One can always hope.

Vincent was on duty when I arrived home. He held my bags while I got my mail. I had the usual pile of junk and bills and one thick creamy envelope that looked almost like a wedding invitation, but the calligraphy was too regular and had to be computer generated. Besides, I didn’t recognize the return address.

I dumped the rest of the mail on the table and my big bag on one of the dining chairs and opened the ersatz wedding invitation.

 

Succubus, we know who you are.

We know what you are.

We know where you are.

You and your kind will not escape us.

 

I started to scream. The pain raced up my fingers and infected my hands. I couldn’t hear myself shrieking, couldn’t think.

I hit the intercom desperately, waving my hands in the air to cool the burning that came off the paper, which was slowly being reduced to embers on my eighteenth-century Aubusson carpet.

Vincent was at the door three minutes later. When I thought about it later I realized that he must have raced up the stairs all the way to the sixth floor because the elevators in my building are so slow. He had to pound on the door, and I was afraid to touch the knob. My hands were burning as if there had been acid on that rich, creamy, twenty percent rag.

And there as good as had been.

Vincent screamed at me to open the door, and by the time I managed the knob I saw several of my neighbors ranged in the hallway. I didn’t recognize any of them, but of course I wasn’t seeing straight.

“Help, help, my hands,” I sobbed as Vincent entered the apartment.

“Nothing to worry about, folks. Looks like a little accident with the iron. I’ll take care of it. No problem,” he assured the other residents as he closed the door behind him.

“What happened?” he asked urgently and all I could do was point to the floor.

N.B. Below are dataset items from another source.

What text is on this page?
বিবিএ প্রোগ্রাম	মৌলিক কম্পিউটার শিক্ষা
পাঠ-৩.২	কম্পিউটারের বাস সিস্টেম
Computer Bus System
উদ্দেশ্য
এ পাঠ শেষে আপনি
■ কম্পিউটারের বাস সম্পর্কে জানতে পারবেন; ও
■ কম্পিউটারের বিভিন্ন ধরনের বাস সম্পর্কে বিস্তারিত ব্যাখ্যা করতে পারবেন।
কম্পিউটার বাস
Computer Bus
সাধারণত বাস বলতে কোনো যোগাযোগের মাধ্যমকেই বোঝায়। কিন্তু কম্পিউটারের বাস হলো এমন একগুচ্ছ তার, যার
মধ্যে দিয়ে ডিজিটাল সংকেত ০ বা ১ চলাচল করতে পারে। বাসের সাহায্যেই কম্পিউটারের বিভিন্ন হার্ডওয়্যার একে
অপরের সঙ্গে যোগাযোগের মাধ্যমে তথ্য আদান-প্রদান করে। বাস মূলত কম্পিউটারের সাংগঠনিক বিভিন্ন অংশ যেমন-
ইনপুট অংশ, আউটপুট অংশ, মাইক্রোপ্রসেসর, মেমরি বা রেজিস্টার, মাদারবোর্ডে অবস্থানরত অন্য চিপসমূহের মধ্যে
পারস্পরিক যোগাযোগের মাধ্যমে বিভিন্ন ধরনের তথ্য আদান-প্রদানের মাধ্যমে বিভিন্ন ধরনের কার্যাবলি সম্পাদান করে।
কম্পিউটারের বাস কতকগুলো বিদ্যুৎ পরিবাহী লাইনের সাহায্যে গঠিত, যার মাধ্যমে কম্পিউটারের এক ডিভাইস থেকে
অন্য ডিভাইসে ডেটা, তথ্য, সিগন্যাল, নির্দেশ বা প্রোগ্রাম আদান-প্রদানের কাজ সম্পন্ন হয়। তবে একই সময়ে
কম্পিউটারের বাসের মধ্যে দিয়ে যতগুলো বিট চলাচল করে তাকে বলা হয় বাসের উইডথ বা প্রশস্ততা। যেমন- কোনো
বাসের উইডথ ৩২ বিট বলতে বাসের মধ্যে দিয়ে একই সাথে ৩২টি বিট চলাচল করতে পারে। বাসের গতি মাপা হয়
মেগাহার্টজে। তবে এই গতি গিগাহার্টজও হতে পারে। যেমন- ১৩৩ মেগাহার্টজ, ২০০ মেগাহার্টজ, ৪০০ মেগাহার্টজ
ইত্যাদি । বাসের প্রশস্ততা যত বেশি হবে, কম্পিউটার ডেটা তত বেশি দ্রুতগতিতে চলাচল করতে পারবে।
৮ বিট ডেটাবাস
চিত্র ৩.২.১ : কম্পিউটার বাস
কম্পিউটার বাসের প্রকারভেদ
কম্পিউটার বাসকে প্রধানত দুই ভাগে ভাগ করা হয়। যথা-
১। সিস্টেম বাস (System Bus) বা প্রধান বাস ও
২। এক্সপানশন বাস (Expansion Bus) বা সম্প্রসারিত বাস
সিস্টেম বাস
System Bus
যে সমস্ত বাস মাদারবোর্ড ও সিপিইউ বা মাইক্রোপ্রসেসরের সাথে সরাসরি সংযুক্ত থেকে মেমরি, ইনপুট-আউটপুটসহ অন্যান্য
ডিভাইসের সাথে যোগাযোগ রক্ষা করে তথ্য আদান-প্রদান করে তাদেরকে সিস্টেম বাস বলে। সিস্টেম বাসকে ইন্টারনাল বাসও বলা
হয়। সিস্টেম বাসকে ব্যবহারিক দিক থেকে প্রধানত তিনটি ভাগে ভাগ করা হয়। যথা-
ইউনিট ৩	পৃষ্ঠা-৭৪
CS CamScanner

The evil note was still there, the words now outlined in glowing red clearly legible in the gray ash. Vincent read them and even scribbled down a copy before he stamped them out with his heavy boots.

I was whimpering by this time, my mascara running down my face. The palms of my hands were bright scarlet and blisters were forming on my fingers where I’d touched the letter.

Vincent pulled me up and took me into the kitchen, where he held my hands under the cold water at the sink for what felt like forever but was probably more like ten minutes. Then he washed my palms very gently and sat me down on the sofa, wedged me in with embroidered cushions, and took off my shoes.

He went to the bathroom and emerged with some Betadyne ointment and gauze bandages. Funny, I remember him going into the bathroom but until he came out with the first-aid supplies I couldn’t imagine why he’d gone in there. Shock, endorphins, fear, whatever it was, I wasn’t tracking very well.